Growth through Struggle
I watched my sons head dip under water as he struggled to break back above the surface. I was in arms reach, I was watched closely, but I did not offer help. I did not grab him and pull him to the surface. I knew if I did that, if I reached out and pulled him up he would never learn to swim.
It pained me to watch him struggle with all he had and barely to keep his nose above water, to watch him thrash around and to feel that I wasn't being a good mom to him because I wasn't there for him the second he began to struggle, but if i did that he would not have learned to swim. If I grabbed him and pulled him up every time he started to dip under the edge of the water then he would not be safe the next time he was near waters edge without me.
I waited and when he went to grab hold of me I stepped back slightly. But, then he did it, he kept his head above water long enough to draw a breath and then he dove back under, swam to the edge and pulled himself out. Watching this was like a watching a miracle and I felt tremendous relief knowing that he was on his way to being able to save himself should he ever find himself near deep waters alone.
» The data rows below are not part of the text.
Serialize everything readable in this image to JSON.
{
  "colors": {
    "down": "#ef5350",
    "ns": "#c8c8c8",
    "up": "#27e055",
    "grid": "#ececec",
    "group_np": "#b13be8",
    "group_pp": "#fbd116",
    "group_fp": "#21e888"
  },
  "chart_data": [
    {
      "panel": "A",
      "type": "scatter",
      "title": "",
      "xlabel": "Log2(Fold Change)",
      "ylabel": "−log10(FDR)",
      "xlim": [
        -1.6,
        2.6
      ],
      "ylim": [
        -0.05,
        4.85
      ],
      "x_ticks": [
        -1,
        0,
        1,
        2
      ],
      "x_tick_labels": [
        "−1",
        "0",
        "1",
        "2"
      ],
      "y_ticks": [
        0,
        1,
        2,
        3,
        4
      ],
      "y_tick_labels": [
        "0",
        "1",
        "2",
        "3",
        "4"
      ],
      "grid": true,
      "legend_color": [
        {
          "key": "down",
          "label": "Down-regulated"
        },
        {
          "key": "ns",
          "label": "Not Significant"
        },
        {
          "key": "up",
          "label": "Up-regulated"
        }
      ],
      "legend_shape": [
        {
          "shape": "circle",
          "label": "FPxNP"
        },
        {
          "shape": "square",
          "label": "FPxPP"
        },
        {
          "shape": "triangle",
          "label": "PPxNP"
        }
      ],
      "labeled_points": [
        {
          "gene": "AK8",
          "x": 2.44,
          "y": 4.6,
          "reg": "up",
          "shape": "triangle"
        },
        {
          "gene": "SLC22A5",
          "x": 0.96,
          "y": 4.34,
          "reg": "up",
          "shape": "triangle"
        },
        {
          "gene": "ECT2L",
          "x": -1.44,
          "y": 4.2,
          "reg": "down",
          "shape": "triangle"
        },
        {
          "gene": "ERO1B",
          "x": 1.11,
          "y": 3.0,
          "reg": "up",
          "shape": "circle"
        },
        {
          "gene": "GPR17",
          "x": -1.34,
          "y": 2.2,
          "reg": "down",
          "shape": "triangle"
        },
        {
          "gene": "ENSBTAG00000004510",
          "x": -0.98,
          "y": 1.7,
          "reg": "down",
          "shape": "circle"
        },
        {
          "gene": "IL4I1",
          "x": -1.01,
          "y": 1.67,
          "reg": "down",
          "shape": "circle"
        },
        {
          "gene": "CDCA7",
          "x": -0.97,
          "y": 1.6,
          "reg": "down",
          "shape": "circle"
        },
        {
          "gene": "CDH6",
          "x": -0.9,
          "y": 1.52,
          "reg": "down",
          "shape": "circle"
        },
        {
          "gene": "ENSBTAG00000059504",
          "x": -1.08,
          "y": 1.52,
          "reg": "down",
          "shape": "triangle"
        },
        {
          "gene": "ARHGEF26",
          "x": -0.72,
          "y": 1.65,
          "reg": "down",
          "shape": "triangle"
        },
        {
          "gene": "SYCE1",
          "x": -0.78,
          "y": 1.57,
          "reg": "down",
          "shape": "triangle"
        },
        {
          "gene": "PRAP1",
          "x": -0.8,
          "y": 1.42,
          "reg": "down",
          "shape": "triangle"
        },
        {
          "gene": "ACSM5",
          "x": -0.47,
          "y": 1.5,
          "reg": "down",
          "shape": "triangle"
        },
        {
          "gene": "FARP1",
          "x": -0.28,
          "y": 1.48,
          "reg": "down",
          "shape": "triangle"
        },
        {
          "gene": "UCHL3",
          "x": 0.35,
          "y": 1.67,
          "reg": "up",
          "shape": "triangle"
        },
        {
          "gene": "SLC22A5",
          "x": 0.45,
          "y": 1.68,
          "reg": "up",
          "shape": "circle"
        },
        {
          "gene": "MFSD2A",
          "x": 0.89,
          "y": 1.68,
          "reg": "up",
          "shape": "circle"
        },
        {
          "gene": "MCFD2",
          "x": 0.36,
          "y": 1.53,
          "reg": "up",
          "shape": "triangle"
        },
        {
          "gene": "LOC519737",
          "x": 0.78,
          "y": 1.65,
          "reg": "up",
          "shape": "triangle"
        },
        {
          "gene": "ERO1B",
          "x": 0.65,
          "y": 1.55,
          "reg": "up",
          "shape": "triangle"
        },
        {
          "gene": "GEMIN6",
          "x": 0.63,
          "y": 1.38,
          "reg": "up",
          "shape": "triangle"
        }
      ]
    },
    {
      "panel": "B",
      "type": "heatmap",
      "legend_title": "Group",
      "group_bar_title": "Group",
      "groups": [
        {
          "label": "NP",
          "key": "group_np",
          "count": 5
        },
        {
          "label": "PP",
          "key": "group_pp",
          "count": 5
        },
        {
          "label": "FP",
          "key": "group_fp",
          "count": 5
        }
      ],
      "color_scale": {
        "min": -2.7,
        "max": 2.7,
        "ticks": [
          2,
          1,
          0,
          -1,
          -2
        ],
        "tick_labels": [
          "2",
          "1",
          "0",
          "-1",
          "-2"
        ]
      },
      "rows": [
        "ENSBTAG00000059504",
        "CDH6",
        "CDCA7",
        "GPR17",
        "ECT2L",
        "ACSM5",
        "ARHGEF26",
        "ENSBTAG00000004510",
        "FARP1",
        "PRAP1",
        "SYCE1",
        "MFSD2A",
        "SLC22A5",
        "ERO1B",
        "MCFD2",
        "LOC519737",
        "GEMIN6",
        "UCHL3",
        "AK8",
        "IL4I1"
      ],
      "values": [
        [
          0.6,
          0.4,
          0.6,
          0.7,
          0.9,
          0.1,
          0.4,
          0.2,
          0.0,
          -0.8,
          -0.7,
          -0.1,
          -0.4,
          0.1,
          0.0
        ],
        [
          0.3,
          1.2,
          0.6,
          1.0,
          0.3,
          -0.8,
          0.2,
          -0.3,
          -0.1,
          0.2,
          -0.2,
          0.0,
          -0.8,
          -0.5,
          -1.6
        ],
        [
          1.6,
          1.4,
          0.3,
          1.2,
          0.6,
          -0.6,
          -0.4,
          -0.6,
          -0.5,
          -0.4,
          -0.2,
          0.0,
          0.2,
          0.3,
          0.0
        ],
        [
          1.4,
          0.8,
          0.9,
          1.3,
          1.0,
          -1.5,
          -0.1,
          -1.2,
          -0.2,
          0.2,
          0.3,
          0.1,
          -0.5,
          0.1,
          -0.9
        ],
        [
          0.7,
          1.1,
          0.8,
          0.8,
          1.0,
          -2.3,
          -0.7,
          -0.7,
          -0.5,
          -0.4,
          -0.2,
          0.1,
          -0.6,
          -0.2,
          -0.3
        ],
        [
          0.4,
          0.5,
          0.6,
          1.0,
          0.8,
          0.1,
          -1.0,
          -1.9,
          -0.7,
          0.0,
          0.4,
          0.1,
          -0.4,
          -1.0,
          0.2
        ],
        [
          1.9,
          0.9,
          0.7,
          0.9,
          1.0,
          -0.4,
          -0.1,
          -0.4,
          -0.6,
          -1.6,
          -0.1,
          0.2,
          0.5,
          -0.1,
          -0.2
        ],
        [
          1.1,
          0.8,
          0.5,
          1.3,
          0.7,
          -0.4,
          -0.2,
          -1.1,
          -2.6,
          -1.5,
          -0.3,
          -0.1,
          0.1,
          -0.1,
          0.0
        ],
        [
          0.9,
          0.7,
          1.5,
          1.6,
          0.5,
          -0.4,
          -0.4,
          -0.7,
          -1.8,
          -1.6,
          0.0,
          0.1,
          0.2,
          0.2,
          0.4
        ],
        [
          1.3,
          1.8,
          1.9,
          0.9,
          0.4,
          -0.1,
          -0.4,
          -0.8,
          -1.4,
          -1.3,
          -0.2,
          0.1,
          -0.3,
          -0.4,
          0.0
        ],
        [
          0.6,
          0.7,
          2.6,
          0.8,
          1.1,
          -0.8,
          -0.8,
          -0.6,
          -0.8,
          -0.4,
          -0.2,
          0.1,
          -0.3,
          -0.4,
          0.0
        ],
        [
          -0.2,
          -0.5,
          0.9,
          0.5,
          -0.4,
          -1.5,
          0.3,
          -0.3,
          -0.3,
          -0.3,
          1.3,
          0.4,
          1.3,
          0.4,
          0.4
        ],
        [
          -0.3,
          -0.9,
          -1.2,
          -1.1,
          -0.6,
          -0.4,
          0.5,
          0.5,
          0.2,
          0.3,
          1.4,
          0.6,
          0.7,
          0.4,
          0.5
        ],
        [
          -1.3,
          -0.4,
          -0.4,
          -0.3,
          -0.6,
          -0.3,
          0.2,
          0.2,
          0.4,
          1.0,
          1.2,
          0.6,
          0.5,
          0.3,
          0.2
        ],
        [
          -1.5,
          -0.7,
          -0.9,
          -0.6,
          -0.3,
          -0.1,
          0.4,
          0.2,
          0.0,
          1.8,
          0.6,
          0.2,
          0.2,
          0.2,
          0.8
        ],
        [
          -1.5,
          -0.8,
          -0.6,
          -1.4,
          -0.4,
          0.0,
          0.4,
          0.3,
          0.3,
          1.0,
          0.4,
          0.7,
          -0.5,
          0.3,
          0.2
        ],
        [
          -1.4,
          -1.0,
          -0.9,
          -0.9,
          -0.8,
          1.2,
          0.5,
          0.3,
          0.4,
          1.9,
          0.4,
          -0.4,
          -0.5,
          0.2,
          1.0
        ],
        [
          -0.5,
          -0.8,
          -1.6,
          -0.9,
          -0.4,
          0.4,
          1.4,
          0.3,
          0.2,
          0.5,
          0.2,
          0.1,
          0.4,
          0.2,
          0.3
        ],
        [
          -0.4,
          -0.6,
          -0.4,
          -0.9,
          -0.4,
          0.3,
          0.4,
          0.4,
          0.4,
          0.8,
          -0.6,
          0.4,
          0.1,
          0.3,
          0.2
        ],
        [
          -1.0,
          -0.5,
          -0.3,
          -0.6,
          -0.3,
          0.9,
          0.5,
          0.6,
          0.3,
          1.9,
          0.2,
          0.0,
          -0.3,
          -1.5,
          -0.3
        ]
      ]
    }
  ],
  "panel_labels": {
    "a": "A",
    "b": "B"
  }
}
Of course, I wasn't going to let that happen, he was never and had never been in any danger. of course it was right by his side, within arms reach, never giving him a chance for anything bad to happen, but letting him learn, letting him learn to survive because swimming, like many things in life, is one of those things no one can do for you, you just have to be thrown in the deep end and learn to survive, knowing that God will never let you fall, not really, even if it feels like it while you're trying to push your nose above the surface.